This resolution of mine had the effect of again changing the current of
Hamed's thoughts, for he instantly said, "That is the best road after
all, and as the Sahib is determined to go on it, and we have all
travelled together through the bad land of the Wagogo, Inshallah! let us
all go the same way," and Thani=-good old man - not objecting, and Hamed
having decided, they both joyfully went out of the tent to communicate
the news.

On the 7th the caravans - apparently unanimous that the Kiti road was to
be taken - were led as usual by Hamed's kirangozi. We had barely gone a
mile before I perceived that we had left the Simbo road, had taken the
direction of Kiti, and, by a cunning detour, were now fast approaching
the defile of the mountain ridge before us, which admitted access to the
higher plateau of Kiwyeh. Instantly halting my caravan, I summoned the
veteran who had travelled by Kiti, and asked him whether we were not
going towards Kiwyeh. He replied that we were. Calling my pagazis
together, I bade Bombay tell them that the Musuugu never changed his
mind; that as I had said my caravan should march by Kiti; to Kiti it
must go whether the Arabs followed or not. I then ordered the veteran
to take up his load and show the kirangozi the proper road to Kiti.
The Wanyamwezi pagazis put down their bales, and then there was every
indication of a mutiny. The Wangwana soldiers were next ordered to load
their guns and to flank the caravan, and shoot the first pagazis
who made an attempt to run away. Dismounting, I seized my whip, and,
advancing towards the first pagazi who had put down his load, I motioned
to him to take up his load and march. It was unnecessary to proceed
further; without an exception, all marched away obediently after the
kirangozi. I was about bidding farewell to Thani, and Hamed, when Thani
said, "Stop a bit, Sahib; I have had enough of this child's play; I come
with you," and his caravan was turned after mine. Hamed's caravan was by
this time close to the defile, and he himself was a full mile behind
it, weeping like a child at what he was pleased to call our desertion of
him. Pitying his strait - for he was almost beside himself as thoughts
of Kiwyeh's sultan, his extortion and rudeness, swept across his mind - I
advised him to run after his caravan, and tell it, as all the rest had
taken the other road, to think of the Sultan of Kiwyeh. Before reaching
the Kiti defile I was aware that Hamed's caravan was following us.

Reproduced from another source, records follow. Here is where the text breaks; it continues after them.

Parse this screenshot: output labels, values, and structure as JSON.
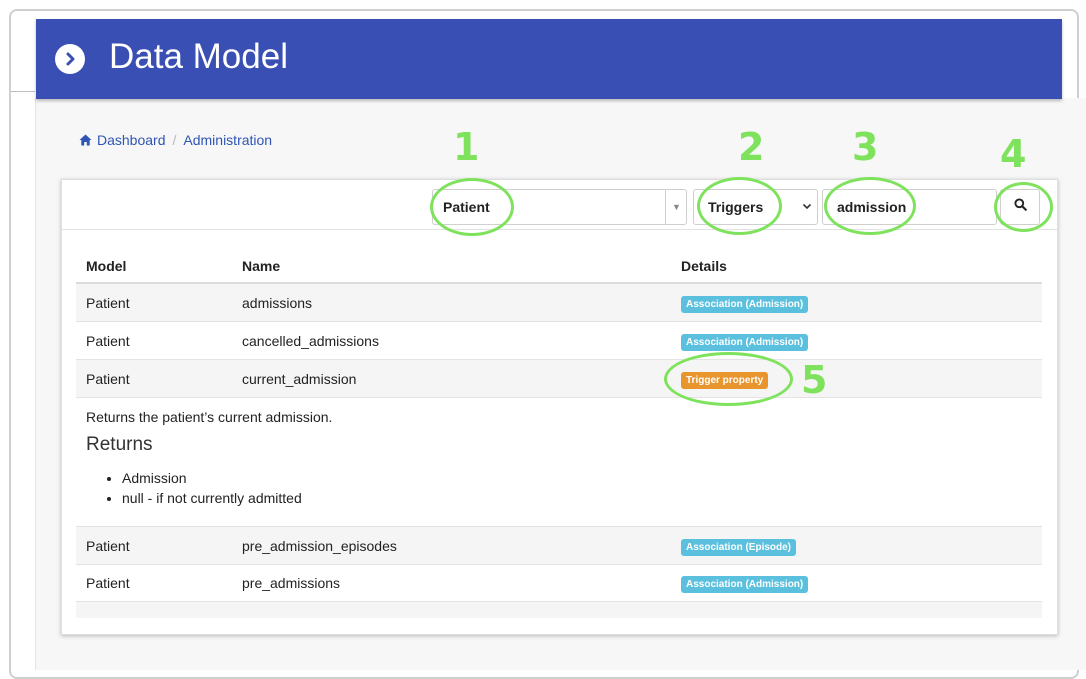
{
  "header": {
    "title": "Data Model"
  },
  "breadcrumb": {
    "home": "Dashboard",
    "current": "Administration"
  },
  "filters": {
    "model": "Patient",
    "type": "Triggers",
    "search": "admission"
  },
  "table": {
    "headers": {
      "model": "Model",
      "name": "Name",
      "details": "Details"
    },
    "rows": [
      {
        "model": "Patient",
        "name": "admissions",
        "badge": "Association (Admission)"
      },
      {
        "model": "Patient",
        "name": "cancelled_admissions",
        "badge": "Association (Admission)"
      },
      {
        "model": "Patient",
        "name": "current_admission",
        "badge": "Trigger property"
      },
      {
        "model": "Patient",
        "name": "pre_admission_episodes",
        "badge": "Association (Episode)"
      },
      {
        "model": "Patient",
        "name": "pre_admissions",
        "badge": "Association (Admission)"
      }
    ],
    "detail": {
      "description": "Returns the patient’s current admission.",
      "returns_heading": "Returns",
      "returns": [
        "Admission",
        "null - if not currently admitted"
      ]
    }
  },
  "colors": {
    "header": "#3a4fb3",
    "link": "#2f55b5",
    "association_badge": "#5bc0de",
    "trigger_badge": "#e8952e",
    "annotation": "#7fe25d"
  },
  "icons": {
    "header": "chevron-circle-right-icon",
    "breadcrumb": "home-icon",
    "search": "search-icon"
  },
  "annotations": [
    "1",
    "2",
    "3",
    "4",
    "5"
  ]
}
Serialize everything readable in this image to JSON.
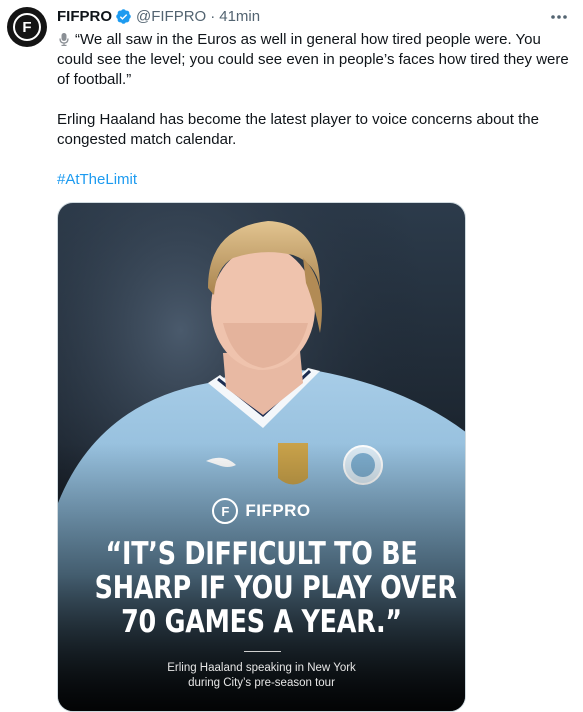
{
  "author": {
    "name": "FIFPRO",
    "handle": "@FIFPRO",
    "separator": "·",
    "time": "41min",
    "avatar_letter": "F"
  },
  "icons": {
    "verified": "verified-badge-icon",
    "more": "more-options-icon",
    "mic": "microphone-icon"
  },
  "colors": {
    "link": "#1d9bf0",
    "verified": "#1d9bf0",
    "secondary_text": "#536471"
  },
  "tweet": {
    "quote": "“We all saw in the Euros as well in general how tired people were. You could see the level; you could see even in people’s faces how tired they were of football.”",
    "body": "Erling Haaland has become the latest player to voice concerns about the congested match calendar.",
    "hashtag": "#AtTheLimit"
  },
  "media": {
    "brand_letter": "F",
    "brand_name": "FIFPRO",
    "quote_lines": [
      "“IT’S DIFFICULT TO BE",
      "SHARP IF YOU PLAY OVER",
      "70 GAMES A YEAR.”"
    ],
    "caption_lines": [
      "Erling Haaland speaking in New York",
      "during City’s pre-season tour"
    ]
  }
}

The ascent of the ridge was rugged and steep, thorns of the prickliest
nature punished us severely, the _acacia horrida_ was here more horrid
than usual, the gums stretched out their branches, and entangled the
loads, the mimosa with its umbrella-like top served to shade us from the
sun, but impeded a rapid advance. Steep outcrops of syenite and granite,
worn smooth by many feet, had to be climbed over, rugged terraces of
earth and rock had to be ascended, and distant shots resounding through
the forest added to the alarm and general discontent, and had I not
been immediately behind my caravan, watchful of every manoeuvre, my
Wanyamwezi had deserted to a man. Though the height we ascended was
barely 800 feet above the salina we had just left, the ascent occupied
two hours.

Having surmounted the plateau and the worst difficulties, we had a fair
road comparatively, which ran through jungle, forest, and small open
tracts, which in three hours more brought us to Munieka, a small
village, surrounded by a clearing richly cultivated by a colony of
subjects of Swaruru of Mukondoku.

By the time we had arrived at camp everybody had recovered his good
humour and content except Hamed. Thani's men happened to set his tent
too close to Hamed's tree, around which his bales were stacked. Whether
the little Sheikh imagined honest old Thani capable of stealing one is
not known, but it is certain that he stormed and raved about the near
neighbourhood of his best friend's tent, until Thani ordered its removal
a hundred yards off. This proceeding even, it seems, did not satisfy
Hamed, for it was quite midnight - as Thani said - when Hamed came, and
kissing his hands and feet, on his knees implored forgiveness, which of
course Thani, being the soul of good-nature, and as large-hearted as any
man, willingly gave. Hamed was not satisfied, however, until, with the
aid of his slaves, he had transported his friend's tent to where it had
at first been pitched.

The water at Munieka was obtained from a deep depression in a hump of
syenite, and was as clear as crystal, and' cold as ice-water - a luxury
we had not experienced since leaving Simbamwenni.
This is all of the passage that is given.